Tower, who grew up in a traditional Christian household, said she wants the book and her testimony to help others who have experienced the same struggles in the spiritual realm.
This is the first part of the two-part interview with The Christian Post.
CP: We've all heard many stories about the origins of Halloween. As someone who has done a lot of research in this area can you give us a brief summary of what you believe to be the origins of the holiday celebrated in the U.S.?
Tower: Halloween as celebrated in the USA is a somewhat diluted version of various traditions mostly stemming from medieval times. Kids dressing in costume and going door to door looking for treats, which is one of the main Halloween events, can be found in "souling" or dressing in rags. This Dark Ages practice included going door to door in search for soul cakes in return for prayers for the deceased or in "guising" where masqueraders carried lanterns made of scooped-out turnips going door to door in hopes of being rewarded with cakes, fruit and money.
Today, adults and even teenagers have taken another medieval time tradition of demanding beer or ale while costumed in exchange for a performance as an opportunity to party. During the Dark Ages, many actually feared encounters with mischievous spirits and wore masks so that ghosts would mistake them for a fellow spirit if they had to go out at night.
CP: What is it about witches in particular? You were drawn to a witch's "lifestyle" at one point in your life. Why the fascination from your perspective and why do so many others hold, in some cases, a peculiar obsession?
Tower: A witch has a certain mystique about her and for many the allure has to do with both the unknown and the unthinkable. It's our natural curiosity that causes us to be fascinated with the unknown and the witch portrays this mystery as well as the excitement of entertaining the unthinkable.

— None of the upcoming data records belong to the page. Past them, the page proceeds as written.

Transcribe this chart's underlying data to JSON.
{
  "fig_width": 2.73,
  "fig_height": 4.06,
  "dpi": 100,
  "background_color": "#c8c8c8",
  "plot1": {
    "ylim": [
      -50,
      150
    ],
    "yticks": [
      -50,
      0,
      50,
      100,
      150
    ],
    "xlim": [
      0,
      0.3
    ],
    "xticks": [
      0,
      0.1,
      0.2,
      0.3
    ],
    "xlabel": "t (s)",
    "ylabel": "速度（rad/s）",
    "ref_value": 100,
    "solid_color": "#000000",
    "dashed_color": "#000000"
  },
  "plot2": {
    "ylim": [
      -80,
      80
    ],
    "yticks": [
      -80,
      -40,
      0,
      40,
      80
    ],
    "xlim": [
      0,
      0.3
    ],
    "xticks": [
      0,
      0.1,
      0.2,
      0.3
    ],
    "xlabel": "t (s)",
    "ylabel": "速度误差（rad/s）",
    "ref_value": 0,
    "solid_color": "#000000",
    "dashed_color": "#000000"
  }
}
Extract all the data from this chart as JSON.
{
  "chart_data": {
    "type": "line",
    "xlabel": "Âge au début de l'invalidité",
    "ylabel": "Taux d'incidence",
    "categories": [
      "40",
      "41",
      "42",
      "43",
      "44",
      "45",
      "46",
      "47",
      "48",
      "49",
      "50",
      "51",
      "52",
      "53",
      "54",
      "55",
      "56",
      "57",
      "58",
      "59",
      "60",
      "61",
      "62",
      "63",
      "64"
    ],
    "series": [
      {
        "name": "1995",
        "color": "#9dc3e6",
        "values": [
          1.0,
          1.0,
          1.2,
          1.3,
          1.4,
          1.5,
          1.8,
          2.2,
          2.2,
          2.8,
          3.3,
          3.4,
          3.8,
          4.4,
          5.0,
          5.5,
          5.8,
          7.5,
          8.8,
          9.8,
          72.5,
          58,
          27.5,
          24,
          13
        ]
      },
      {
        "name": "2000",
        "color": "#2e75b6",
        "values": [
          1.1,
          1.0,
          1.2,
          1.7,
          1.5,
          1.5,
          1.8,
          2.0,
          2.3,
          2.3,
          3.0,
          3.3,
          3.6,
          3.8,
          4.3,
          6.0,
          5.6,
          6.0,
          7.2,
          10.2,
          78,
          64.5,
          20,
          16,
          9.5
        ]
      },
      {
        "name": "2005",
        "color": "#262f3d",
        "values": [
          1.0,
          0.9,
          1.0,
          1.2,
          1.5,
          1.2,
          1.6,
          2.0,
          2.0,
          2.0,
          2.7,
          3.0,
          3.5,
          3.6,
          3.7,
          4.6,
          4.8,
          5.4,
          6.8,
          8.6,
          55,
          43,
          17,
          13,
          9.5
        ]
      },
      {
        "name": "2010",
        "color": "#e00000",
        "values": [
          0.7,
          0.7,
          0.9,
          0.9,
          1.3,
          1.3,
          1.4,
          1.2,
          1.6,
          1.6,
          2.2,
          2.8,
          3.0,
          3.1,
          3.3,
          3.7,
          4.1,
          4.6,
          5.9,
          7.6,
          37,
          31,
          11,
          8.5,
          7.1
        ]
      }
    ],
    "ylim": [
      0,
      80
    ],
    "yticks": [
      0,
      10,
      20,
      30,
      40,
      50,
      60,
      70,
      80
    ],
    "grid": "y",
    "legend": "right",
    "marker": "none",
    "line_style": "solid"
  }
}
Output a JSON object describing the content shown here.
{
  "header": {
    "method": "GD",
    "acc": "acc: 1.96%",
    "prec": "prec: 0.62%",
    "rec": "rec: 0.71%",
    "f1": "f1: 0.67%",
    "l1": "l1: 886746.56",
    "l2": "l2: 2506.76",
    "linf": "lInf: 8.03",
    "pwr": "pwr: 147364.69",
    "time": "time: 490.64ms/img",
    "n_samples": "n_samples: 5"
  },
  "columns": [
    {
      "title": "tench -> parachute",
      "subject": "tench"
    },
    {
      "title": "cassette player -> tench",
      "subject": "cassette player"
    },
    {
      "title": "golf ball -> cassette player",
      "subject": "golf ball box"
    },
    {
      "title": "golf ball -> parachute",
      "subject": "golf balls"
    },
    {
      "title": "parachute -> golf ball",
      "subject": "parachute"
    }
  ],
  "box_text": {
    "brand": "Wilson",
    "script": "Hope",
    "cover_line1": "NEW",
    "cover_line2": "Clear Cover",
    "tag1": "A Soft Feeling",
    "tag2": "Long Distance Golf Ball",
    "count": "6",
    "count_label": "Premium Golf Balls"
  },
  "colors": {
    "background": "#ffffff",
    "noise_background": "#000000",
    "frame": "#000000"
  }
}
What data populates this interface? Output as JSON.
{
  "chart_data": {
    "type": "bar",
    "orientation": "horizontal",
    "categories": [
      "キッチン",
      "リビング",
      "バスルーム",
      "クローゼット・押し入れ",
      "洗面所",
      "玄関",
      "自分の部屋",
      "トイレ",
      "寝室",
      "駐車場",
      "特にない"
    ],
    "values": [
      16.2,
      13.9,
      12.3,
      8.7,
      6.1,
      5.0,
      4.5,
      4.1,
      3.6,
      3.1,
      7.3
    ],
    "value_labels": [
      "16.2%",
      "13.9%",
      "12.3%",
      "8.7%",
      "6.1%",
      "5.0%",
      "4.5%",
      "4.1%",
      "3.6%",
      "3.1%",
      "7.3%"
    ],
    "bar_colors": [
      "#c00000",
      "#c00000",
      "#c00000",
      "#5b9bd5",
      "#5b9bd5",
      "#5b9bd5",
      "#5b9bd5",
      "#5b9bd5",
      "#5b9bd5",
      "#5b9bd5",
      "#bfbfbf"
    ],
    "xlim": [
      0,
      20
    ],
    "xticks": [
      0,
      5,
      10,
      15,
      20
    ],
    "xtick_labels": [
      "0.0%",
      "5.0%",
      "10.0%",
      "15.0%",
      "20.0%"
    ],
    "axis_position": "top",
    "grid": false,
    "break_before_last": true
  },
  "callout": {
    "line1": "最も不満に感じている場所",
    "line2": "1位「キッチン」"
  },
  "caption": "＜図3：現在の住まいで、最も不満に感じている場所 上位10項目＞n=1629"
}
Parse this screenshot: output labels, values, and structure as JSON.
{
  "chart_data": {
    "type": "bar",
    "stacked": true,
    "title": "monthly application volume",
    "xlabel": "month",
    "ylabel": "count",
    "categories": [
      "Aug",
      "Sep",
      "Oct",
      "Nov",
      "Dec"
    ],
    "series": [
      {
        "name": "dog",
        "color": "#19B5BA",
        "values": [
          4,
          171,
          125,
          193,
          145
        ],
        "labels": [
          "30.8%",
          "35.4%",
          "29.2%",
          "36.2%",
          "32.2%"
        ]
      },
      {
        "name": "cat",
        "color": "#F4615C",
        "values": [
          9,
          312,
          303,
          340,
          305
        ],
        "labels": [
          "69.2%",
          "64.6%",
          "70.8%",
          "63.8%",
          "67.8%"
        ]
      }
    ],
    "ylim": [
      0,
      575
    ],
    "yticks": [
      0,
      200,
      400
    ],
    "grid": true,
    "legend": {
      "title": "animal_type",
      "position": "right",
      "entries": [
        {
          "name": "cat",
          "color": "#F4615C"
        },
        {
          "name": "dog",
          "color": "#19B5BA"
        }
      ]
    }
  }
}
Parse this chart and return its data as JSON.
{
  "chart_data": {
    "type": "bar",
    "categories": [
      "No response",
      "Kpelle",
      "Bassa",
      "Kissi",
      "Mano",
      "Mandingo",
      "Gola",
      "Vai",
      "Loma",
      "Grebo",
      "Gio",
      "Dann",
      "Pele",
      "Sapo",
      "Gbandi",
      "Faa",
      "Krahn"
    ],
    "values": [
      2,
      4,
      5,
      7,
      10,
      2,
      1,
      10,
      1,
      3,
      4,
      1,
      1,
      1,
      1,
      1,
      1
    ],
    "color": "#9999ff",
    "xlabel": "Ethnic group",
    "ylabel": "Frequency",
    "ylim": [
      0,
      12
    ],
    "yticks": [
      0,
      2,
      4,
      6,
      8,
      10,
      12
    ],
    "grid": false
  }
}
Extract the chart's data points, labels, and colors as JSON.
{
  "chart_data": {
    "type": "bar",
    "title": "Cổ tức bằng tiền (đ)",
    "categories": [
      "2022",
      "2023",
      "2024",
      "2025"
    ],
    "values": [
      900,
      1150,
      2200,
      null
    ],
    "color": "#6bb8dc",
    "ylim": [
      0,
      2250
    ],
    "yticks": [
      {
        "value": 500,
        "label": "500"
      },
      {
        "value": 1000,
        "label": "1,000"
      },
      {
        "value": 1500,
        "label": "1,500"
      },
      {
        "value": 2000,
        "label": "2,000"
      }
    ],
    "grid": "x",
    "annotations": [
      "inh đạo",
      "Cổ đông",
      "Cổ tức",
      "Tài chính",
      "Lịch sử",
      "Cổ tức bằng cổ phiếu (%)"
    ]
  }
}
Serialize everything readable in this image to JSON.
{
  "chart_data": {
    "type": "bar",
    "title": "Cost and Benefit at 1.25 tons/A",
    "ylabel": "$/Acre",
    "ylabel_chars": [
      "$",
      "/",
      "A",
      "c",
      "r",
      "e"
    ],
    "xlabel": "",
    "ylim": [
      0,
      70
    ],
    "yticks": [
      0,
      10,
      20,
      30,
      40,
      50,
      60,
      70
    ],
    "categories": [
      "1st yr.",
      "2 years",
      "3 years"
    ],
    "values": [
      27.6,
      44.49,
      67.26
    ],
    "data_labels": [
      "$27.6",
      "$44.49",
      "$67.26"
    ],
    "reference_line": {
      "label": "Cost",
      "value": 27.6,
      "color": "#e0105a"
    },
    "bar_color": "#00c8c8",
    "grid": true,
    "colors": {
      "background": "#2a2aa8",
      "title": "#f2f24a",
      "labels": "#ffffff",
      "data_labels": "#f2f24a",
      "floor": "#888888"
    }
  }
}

For me personally, the appeal was self-empowerment and the feminine aspect of witchcraft. The lifestyle enabled me the freedom to make my own decisions according to how I saw fit and gave me the ability to put those changes into action through magic. I think a lot of people are looking for a hands-on spirituality where they can incorporate their own will rather than God's will. We live in a "me" focused society that's all about what "I" want. Part of it is the fault of churches because Christianity should not be a spectator religion. We are all part of the Body and each one of us has a significant part in the whole Church.
CP: How prevalent is witchcraft in the U.S.? What would you warn people who dabble in the occult and witchcraft?
Tower: Contrary to popular opinion, I don't believe true witchcraft is on the rise. Being a witch takes a lot of time and hard work, something which is rare in today's society where everything you want is at the tip of your fingertips. I think the term "witch" is loosely used nowadays and the rise is in paganism in general.
I would not encourage dabbling in witchcraft from either a Christian or Wiccan point of view. Magic is real; witchcraft is not a fantasy and not something to be toiled with. God, in love warns us against engaging in witchcraft because His desire is to be in a relationship with us alone.
CP: As a Christian, how do you approach the Halloween "season," because it truly appears to have developed into at least a month-long celebration?
Tower: I approach the season with prayer rather than paranoia. As Christians we really have no reason to fear when the light of Jesus is within us. I don't lock my door and hide away on Halloween night … rather I see it as an opportunity to shine the light of Jesus in the darkness. I also pray for those in spiritual darkness to come to know the God of Abraham, that they would seek godly knowledge, and for their revelation in Jesus' death that conquered the grave. Then when most other Christians have forgotten Halloween for another year I continue to pray because Samhain is not necessarily October 31st. While all the Halloween parties and public "Witch Balls" are over, the time in between [Samhain] will come unnoticed. This year, it falls on Nov. 6 while most will be distracted with the election for the next president.
CP: What is Samhain?
Tower: Witches and most neo-pagans celebrate Samhain. I am unable to speak for the satanist but witches celebrate Samhain as the final harvest celebration or summer's end for the Celtic people. It is the Celtic New Year and beginning of the dark half of the year. It's considered a very magical time when the veil between the worlds is thinnest and the dead walk among the living. The Celts believed it was a time when the future could be most effectively predicted and so it was a time for divination and prophecy.
CP: Do you suggest parents steer away from approving witch or sorcerer costumes for their children?
Tower: Putting on a costume is like temporarily putting on the persona of the costume so I would suggest using discernment in the costume choice. I would certainly not encourage a witch or sorcerer costume, but I don't think a parent should overreact to a child's choice of one either. It can be a great learning experience and help the child make another choice on their own.